Lancé par le Centre de Recherches sur les Ecosystèmes d’Altitude (CREA), le programme Phénoclim a pour ambition d’apporter sa pierre à l’édifice de l’éducation à l’environnement, tout en mettant à profit la spécificité de sa structure porteuse. L’objectif est de traiter la notion de biodiversité avec le regard d’un chercheur en écologie. Phénoclim est un programme de sciences participatives qui implique directement le public dans la collecte de données. Les observateurs volontaires (écoles, particuliers, associations, espaces protégés) notent la date d’évènements saisonniers (floraison, ouverture des bourgeons, chute des feuilles) sur des plantes situées à proximité de chez eux. Ces stades du développement des végétaux étant fortement liés à la température, ils sont de bons indicateurs de l’impact du changement climatique sur la biodiversité. Communiquées au CREA par le biais d’Internet, ces observations sont mises en relation avec les données envoyées par un réseau de soixante stations de température. Un dispositif d’accompagnement a été mis sur pied afin que chacun puisse devenir observateur, sans aucune connaissance naturaliste préalable. Si le programme permet aux participants de redécouvrir la biodiversité ordinaire, il donne aussi l’occasion d’aller plus loin dans la compréhension de la démarche scientifique grâce à des lettres de synthèse régulières ou des interventions en classe pour les scolaires.

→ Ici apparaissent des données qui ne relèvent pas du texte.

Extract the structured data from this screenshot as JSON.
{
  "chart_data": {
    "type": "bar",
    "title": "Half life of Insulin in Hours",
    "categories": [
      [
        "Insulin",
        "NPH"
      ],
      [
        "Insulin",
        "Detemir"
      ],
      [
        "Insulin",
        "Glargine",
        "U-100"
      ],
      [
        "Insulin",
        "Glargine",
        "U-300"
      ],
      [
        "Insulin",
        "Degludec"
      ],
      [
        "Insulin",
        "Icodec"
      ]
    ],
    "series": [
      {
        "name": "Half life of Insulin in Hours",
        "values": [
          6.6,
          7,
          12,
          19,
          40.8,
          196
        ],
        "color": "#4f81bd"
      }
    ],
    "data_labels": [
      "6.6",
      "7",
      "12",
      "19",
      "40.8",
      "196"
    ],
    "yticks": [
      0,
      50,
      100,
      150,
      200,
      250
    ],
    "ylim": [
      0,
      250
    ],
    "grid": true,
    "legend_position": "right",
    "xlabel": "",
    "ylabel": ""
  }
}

Cela leur permet de passer d’une position de simple réception d’une information à une posture citoyenne d’implication et d’engagement.
Loin de l’idée erronée selon laquelle la biodiversité est un sanctuaire d’espèces rares et protégées, on redonne ici sa place à la nature ordinaire qui est pour le scientifique un objet d’étude tout aussi important. La notion de diversité des espèces est au cœur du programme puisque les participants notent eux-mêmes que tous les arbres ne répondent pas de la même manière aux variations de température. Il s’agit d’aborder la question des modifications environnementales en évitant l’écueil consistant à alarmer le public sur l’impact de l’homme sur l’environnement. En effet, cette approche culpabilisante n’est pas forcément déclencheuse d’action. Par le biais des sciences participatives, les observateurs prennent conscience de ces évolutions de leurs propres yeux, tout en contribuant à l’avancée d’une étude scientifique. Cela leur permet de passer d’une position de simple réception d’une information à une posture citoyenne d’implication et d’engagement.
Alors que la biodiversité et le changement climatique ont largement investi la scène politique et médiatique, il parait nécessaire de donner les clés du débat scientifique au public. On attend souvent des spécialistes une information non équivoque permettant la prise de décision immédiate. Un état de fait lié à une méconnaissance du monde de la recherche et de la procédure de validation des savoirs scientifiques. La complexité de la réponse des écosystèmes au changement climatique en est un bon exemple puisque toutes les espèces ne décalent pas leurs rythmes saisonniers en réponse à l’augmentation de la température. Cela impacte leurs interrelations (proies/prédateurs, plantes/pollinisateurs) et certaines espèces bénéficieront du changement climatique alors que d’autres en seront victimes. Plutôt que de qualifier l’évolution de la biodiversité de « bonne » ou « mauvaise », il s’agit d’illustrer les mécanismes en jeu et de fournir aux participants les connaissances nécessaires afin de leur permettre de choisir l’attitude qu’ils souhaitent adopter face à ce nouvel « ordre biologique » que nous contribuons à créer.